The court found Petro’s offer to be deficient because it was not in the form of an offer of judgment and did not include an admission of liability. The court said Petro would have to make an offer of judgment for “all [National Exchange] could hope to obtain at trial” to cut off its potential liability for further fees and costs. In this case, National Exchange was concerned that the lack of an admission of liability in Petro’s offer would have foreclosed National Exchange from recovering attorneys’ fees and costs up to the date of the offer. The court’s finding implies that Petro would have prevailed and cut-off National Exchange’s right to recover costs if Petro had made an offer of judgment that admitted liability.
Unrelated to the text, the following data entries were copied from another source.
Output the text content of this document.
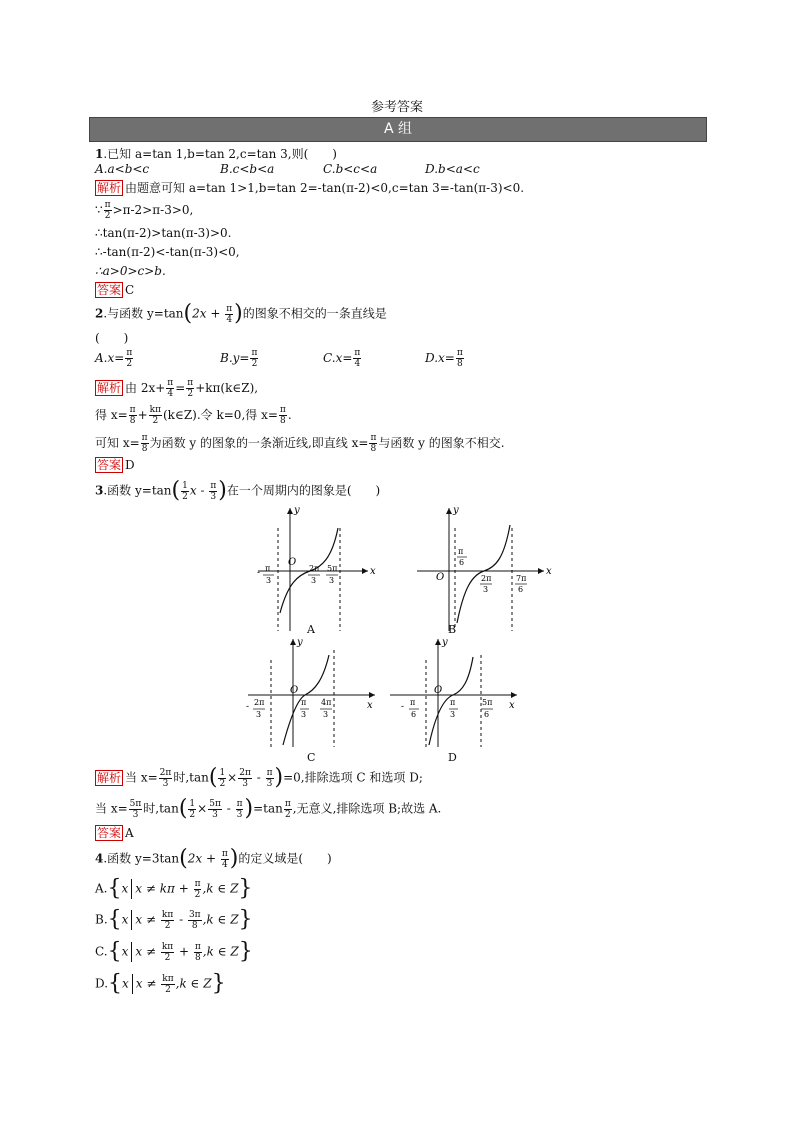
参考答案
A 组
1.已知 a=tan 1,b=tan 2,c=tan 3,则(　　)
A.a<b<c	B.c<b<a	C.b<c<a	D.b<a<c
解析 由题意可知 a=tan 1>1,b=tan 2=-tan(π-2)<0,c=tan 3=-tan(π-3)<0.
∵ $\frac{\pi}{2} >\pi-2>\pi-3>0$,
∴tan(π-2)>tan(π-3)>0.
∴-tan(π-2)<-tan(π-3)<0,
∴a>0>c>b.
答案 C
2.与函数 $y=\tan(2x + \frac{\pi}{4}$ )的图象不相交的一条直线是
(　　)
$A.x= \frac{\pi}{2}$	$B.y= \frac{\pi}{2}$	$C.x= \frac{\pi}{4}$	$D.x= \frac{\pi}{8}$
解析 由 $2x+ \frac{\pi}{4} = \frac{\pi}{2}$ +kπ(k∈Z),
得 $x= \frac{\pi}{8} + \frac{k\pi}{2}$ (k∈Z).令 k=0,得 $x= \frac{\pi}{8}$ .
可知 $x= \frac{\pi}{8}$ 为函数 y 的图象的一条渐近线,即直线 $x= \frac{\pi}{8}$ 与函数 y 的图象不相交.
答案 D
3.函数 $y=\tan( \frac{1}{2}$ x - $\frac{\pi}{3}$ )在一个周期内的图象是(　　)
y
x
O
- π
3
2π
3
5π
3
A
y
x
O
π
6
2π
3
7π
6
B
y
x
O
- 2π
3
π
3
4π
3
C
y
x
O
- π
6
π
3
5π
6
D
解析 当 $x= \frac{2\pi}{3}$ 时$,\tan( \frac{1}{2} \times \frac{2\pi}{3} - \frac{\pi}{3} )=0$,排除选项 C 和选项 D;
当 $x= \frac{5\pi}{3}$ 时$,\tan( \frac{1}{2} \times \frac{5\pi}{3} - \frac{\pi}{3} )=\tan \frac{\pi}{2}$ ,无意义,排除选项 B;故选 A.
答案 A
4.函数 $y=3\tan(2x + \frac{\pi}{4}$ )的定义域是(　　)
A.{x $x \ne k\pi + \frac{\pi}{2} ,k$ ∈ Z}
B.{x $x \ne \frac{k\pi}{2} - \frac{3\pi}{8} ,k$ ∈ Z}
C.{x $x \ne \frac{k\pi}{2} + \frac{\pi}{8} ,k$ ∈ Z}
D.{x $x \ne \frac{k\pi}{2} ,k$ ∈ Z}
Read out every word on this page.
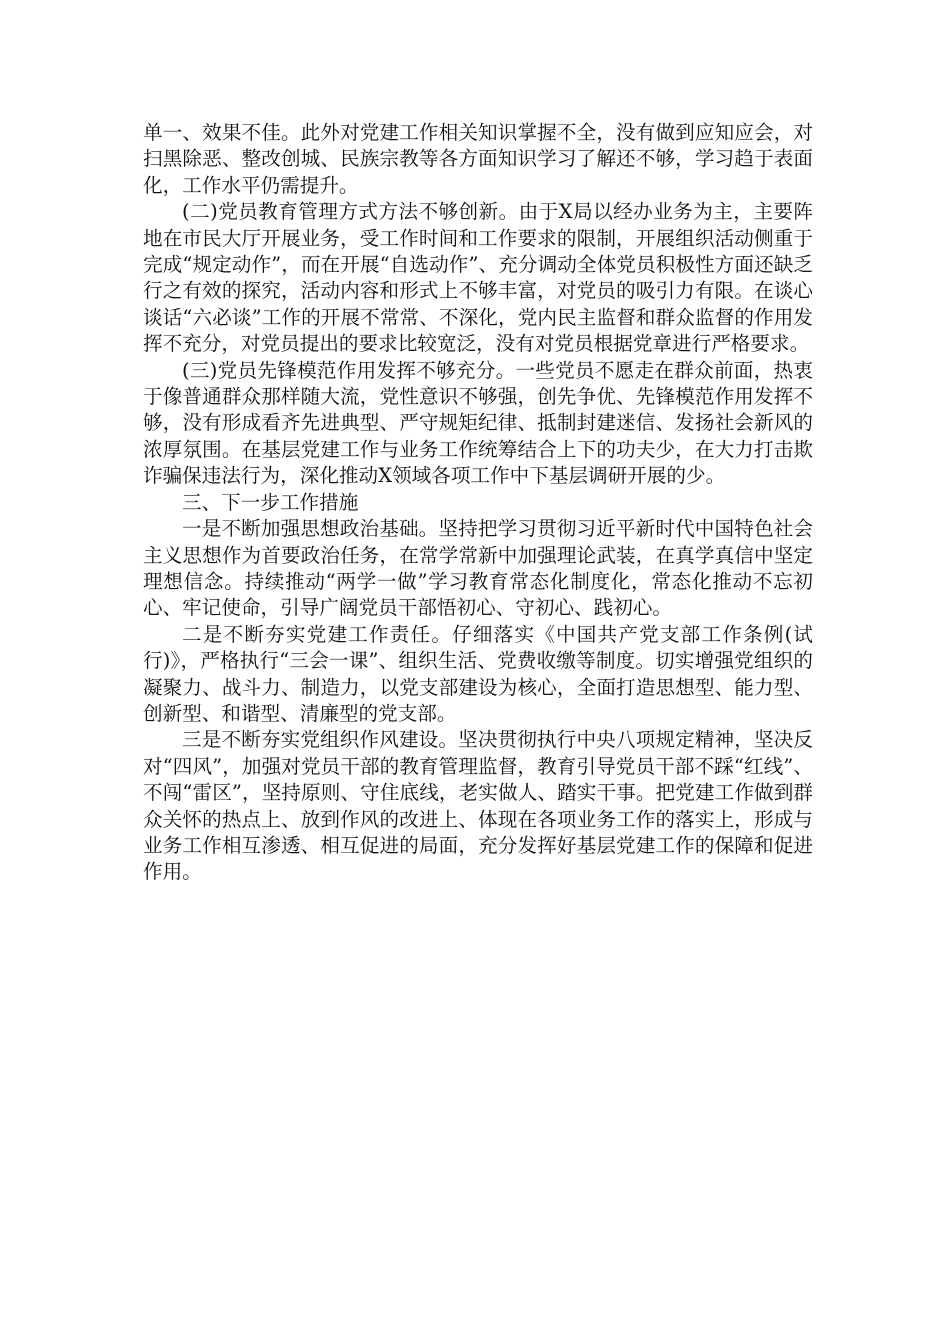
单一、效果不佳。此外对党建工作相关知识掌握不全，没有做到应知应会，对扫黑除恶、整改创城、民族宗教等各方面知识学习了解还不够，学习趋于表面化，工作水平仍需提升。

(二)党员教育管理方式方法不够创新。由于X局以经办业务为主，主要阵地在市民大厅开展业务，受工作时间和工作要求的限制，开展组织活动侧重于完成“规定动作”，而在开展“自选动作”、充分调动全体党员积极性方面还缺乏行之有效的探究，活动内容和形式上不够丰富，对党员的吸引力有限。在谈心谈话“六必谈”工作的开展不常常、不深化，党内民主监督和群众监督的作用发挥不充分，对党员提出的要求比较宽泛，没有对党员根据党章进行严格要求。

(三)党员先锋模范作用发挥不够充分。一些党员不愿走在群众前面，热衷于像普通群众那样随大流，党性意识不够强，创先争优、先锋模范作用发挥不够，没有形成看齐先进典型、严守规矩纪律、抵制封建迷信、发扬社会新风的浓厚氛围。在基层党建工作与业务工作统筹结合上下的功夫少，在大力打击欺诈骗保违法行为，深化推动X领域各项工作中下基层调研开展的少。

三、下一步工作措施

一是不断加强思想政治基础。坚持把学习贯彻习近平新时代中国特色社会主义思想作为首要政治任务，在常学常新中加强理论武装，在真学真信中坚定理想信念。持续推动“两学一做”学习教育常态化制度化，常态化推动不忘初心、牢记使命，引导广阔党员干部悟初心、守初心、践初心。

二是不断夯实党建工作责任。仔细落实《中国共产党支部工作条例(试行)》，严格执行“三会一课”、组织生活、党费收缴等制度。切实增强党组织的凝聚力、战斗力、制造力，以党支部建设为核心，全面打造思想型、能力型、创新型、和谐型、清廉型的党支部。

三是不断夯实党组织作风建设。坚决贯彻执行中央八项规定精神，坚决反对“四风”，加强对党员干部的教育管理监督，教育引导党员干部不踩“红线”、不闯“雷区”，坚持原则、守住底线，老实做人、踏实干事。把党建工作做到群众关怀的热点上、放到作风的改进上、体现在各项业务工作的落实上，形成与业务工作相互渗透、相互促进的局面，充分发挥好基层党建工作的保障和促进作用。
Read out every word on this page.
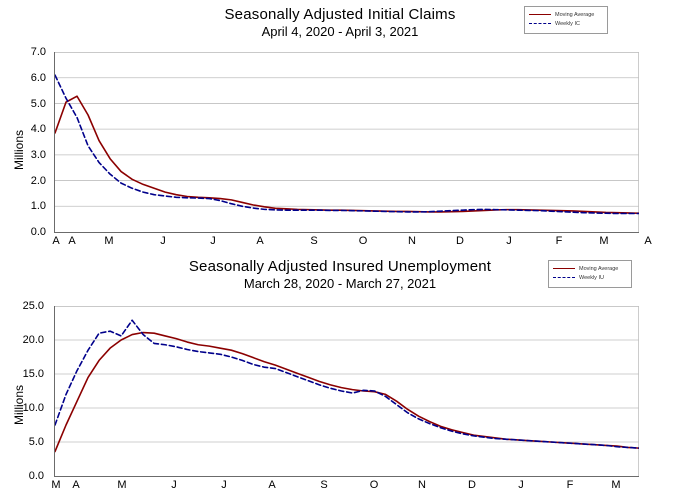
Seasonally Adjusted Initial Claims
April 4, 2020 - April 3, 2021
Moving Average
Weekly IC
Millions
7.0
6.0
5.0
4.0
3.0
2.0
1.0
0.0
A A	M	J	J	A	S	O	N	D	J	F	M	A
Seasonally Adjusted Insured Unemployment
March 28, 2020 - March 27, 2021
Moving Average
Weekly IU
Millions
25.0
20.0
15.0
10.0
5.0
0.0
M	A	M	J	J	A	S	O	N	D	J	F	M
It is unclear whether this case signals a shift in approach for cutting off the right to fees in other types of environmental cases. Indeed, it raises additional questions regarding a defendant’s timing for making an offer. For example, in a case to recover cleanup costs when the prevailing party is entitled to attorneys’ fees under an environmental statute, can the defendant cut off the right to fees and/or costs if it admits liability and offers to pay its share of the damages in the form of an offer of judgment? Such an offer should certainly make the plaintiff question whether it has the right to fees and costs incurred after the date of the offer. In cases where there is no question as to the defendant’s liability, it certainly would be prudent to make such an offer as early in the litigation as possible.